Les migrants expulsés patientent, sans solution, au pied du bâtiment Cap 44. — F.Brenon/20Minutes
  • Les migrants étaient installés depuis dix jours dans le bâtiment Cap 44.
  • L'immeuble de bureaux, qui appartient à Axa, se situe quartier Chantenay, en bord de Loire.

 

Ils avaient trouvé un nouveau point de chute. Près de 150 migrants ont été expulsés, ce mardi, du bâtiment Cap 44 qu'ils occupaient illégalement depuis le 10 juin dernier. Les forces de l’ordre sont arrivées vers 14h30 pour procéder à l’évacuation, qui s’est déroulée dans le calme.

Des entreprises sont ensuite intervenues pour sécuriser les portes et fenêtres du bâtiment désaffecté appartenant à l’assureur Axa. Cet immeuble de bureaux de cinq étages se situe entre la Loire et la carrière Miséry, où se déroule actuellement l’événement municipal «  Complètement Nantes ».

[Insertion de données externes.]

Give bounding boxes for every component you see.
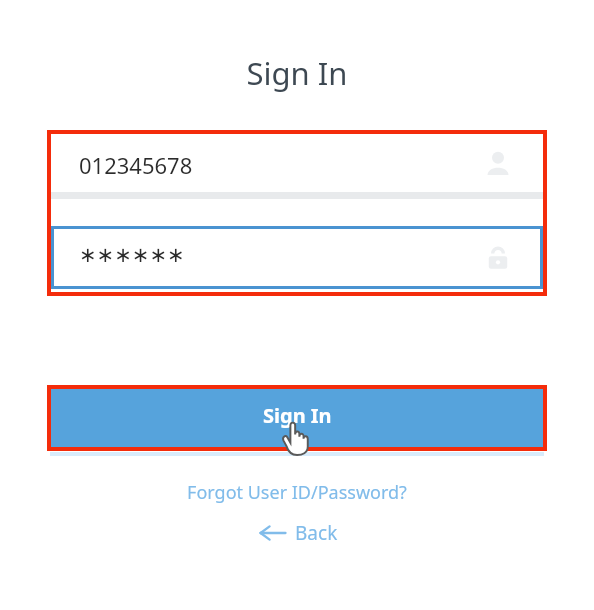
button[interactable]: Back xyxy=(251,517,344,549)
button[interactable]: Sign In xyxy=(51,389,543,447)
staticText: Back xyxy=(295,520,338,546)
staticText: Sign In xyxy=(0,52,594,94)
staticText: Forgot User ID/Password? xyxy=(187,480,407,505)
staticText: Sign In xyxy=(263,402,332,429)
other: Back xyxy=(257,522,287,544)
button[interactable]: 012345678 xyxy=(51,134,543,199)
button[interactable]: ∗∗∗∗∗∗ xyxy=(54,229,540,286)
other: User xyxy=(483,149,513,179)
button[interactable]: Forgot User ID/Password? xyxy=(0,477,594,507)
staticText: 012345678 xyxy=(79,150,193,180)
staticText: ∗∗∗∗∗∗ xyxy=(79,243,185,267)
other: Password xyxy=(484,244,512,272)
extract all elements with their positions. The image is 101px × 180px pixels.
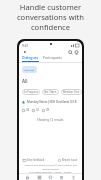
staticText: Give feedback (27, 158, 45, 162)
staticText: All (22, 78, 28, 84)
button[interactable]: Dashboard (37, 175, 42, 180)
button[interactable]: Home (25, 175, 30, 180)
staticText: Dialogues (22, 55, 39, 60)
staticText: Participants (43, 55, 62, 60)
staticText: Report issue (62, 158, 78, 162)
staticText: Member First (63, 90, 80, 94)
staticText: Platform and Service Training © 2023 Pla… (21, 164, 80, 173)
button[interactable]: Monday Notes JSDH Decklevel UX 8 (19, 100, 82, 104)
staticText: In Progress (24, 90, 38, 94)
button[interactable]: Dialogues (22, 55, 39, 62)
staticText: Not Taken (44, 90, 57, 94)
button[interactable]: In Progress (22, 89, 40, 95)
button[interactable]: Back (22, 49, 28, 55)
staticText: 02 (36, 108, 40, 112)
staticText: 9:41 (22, 44, 29, 48)
button[interactable]: Member First (61, 89, 82, 95)
button[interactable]: Tasks (59, 175, 64, 180)
staticText: Handle customer conversations with confi… (0, 2, 101, 32)
button[interactable]: Report issue (58, 158, 78, 162)
button[interactable]: Profile (71, 175, 76, 180)
button[interactable]: Give feedback (23, 158, 45, 162)
button[interactable]: Add New (22, 66, 37, 73)
button[interactable]: Not Taken (42, 89, 59, 95)
button[interactable]: Participants (43, 55, 62, 60)
staticText: Monday Notes JSDH Decklevel UX 8 (27, 100, 77, 104)
staticText: Showing 12 results (37, 118, 64, 122)
button[interactable]: Notifications (73, 49, 79, 55)
staticText: Add New (24, 68, 35, 71)
button[interactable]: Messages (48, 175, 53, 180)
button[interactable]: Search (67, 49, 73, 55)
staticText: 04 (26, 108, 30, 112)
staticText: 08 (46, 108, 50, 112)
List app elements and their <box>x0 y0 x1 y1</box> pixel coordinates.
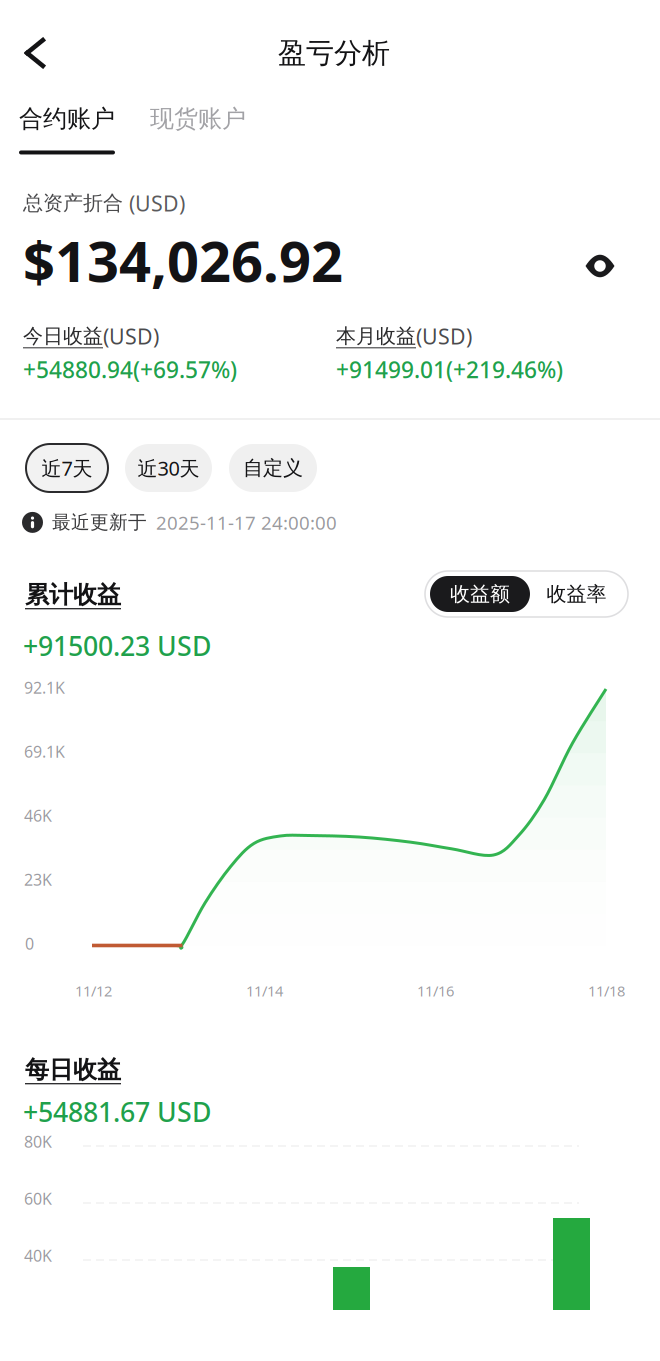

« Ils ne dérangeaient pas grand monde »

Les migrants, originaires pour la plupart d’Afrique de l’Est, patientent en bord de Loire, sans savoir où aller. « Ils vivaient ici dans le plus grand dénuement mais au moins ils avaient un abri, déplore un membre du collectif Soutien migrants Nantes. Le bâtiment était vide, ils ne dérangeaient pas grand monde. Mais c’est toujours pareil : on les vire et ils n’auront d’autre choix que de se trouver un autre squat. »

« On va dormir dans un parc ou devant la gare, raconte Salam Hussein, Irakien de 45 ans, qui a passé quatre nuits avec son fils de 18 ans dans le bâtiment Cap 44. On est en France depuis deux mois. On n’a plus d’argent. C’est très dur. »

Centre d’accueil surpeuplé

« Leurs situations personnelles seront examinées, dès lors qu’ils se seront fait connaître auprès de la plate-forme d’accueil des demandeurs d’asile. Le recours au squat ne peut, en effet, aboutir à accorder une priorité à ces publics, par rapport aux autres », indique la préfecture.

Cette nouvelle expulsion intervient alors que la situation des migrants inquiète de plus en plus à Nantes. Après les évacuations de l’école des beaux-arts et d’un bâtiment du campus universitaire, des migrants avaient investi l’ancienne maison de retraite Brea du centre-ville avant que l’Etat n’accepte d’en faire un centre d’accueil et d’hébergement d’urgence de 120 places. Ce dernier a vite été surpeuplé, jusqu’à abriter plus de 500 personnes. Depuis plusieurs jours, de nombreux migrants ne peuvent y entrer, leurs badges d’accès ayant été désactivés.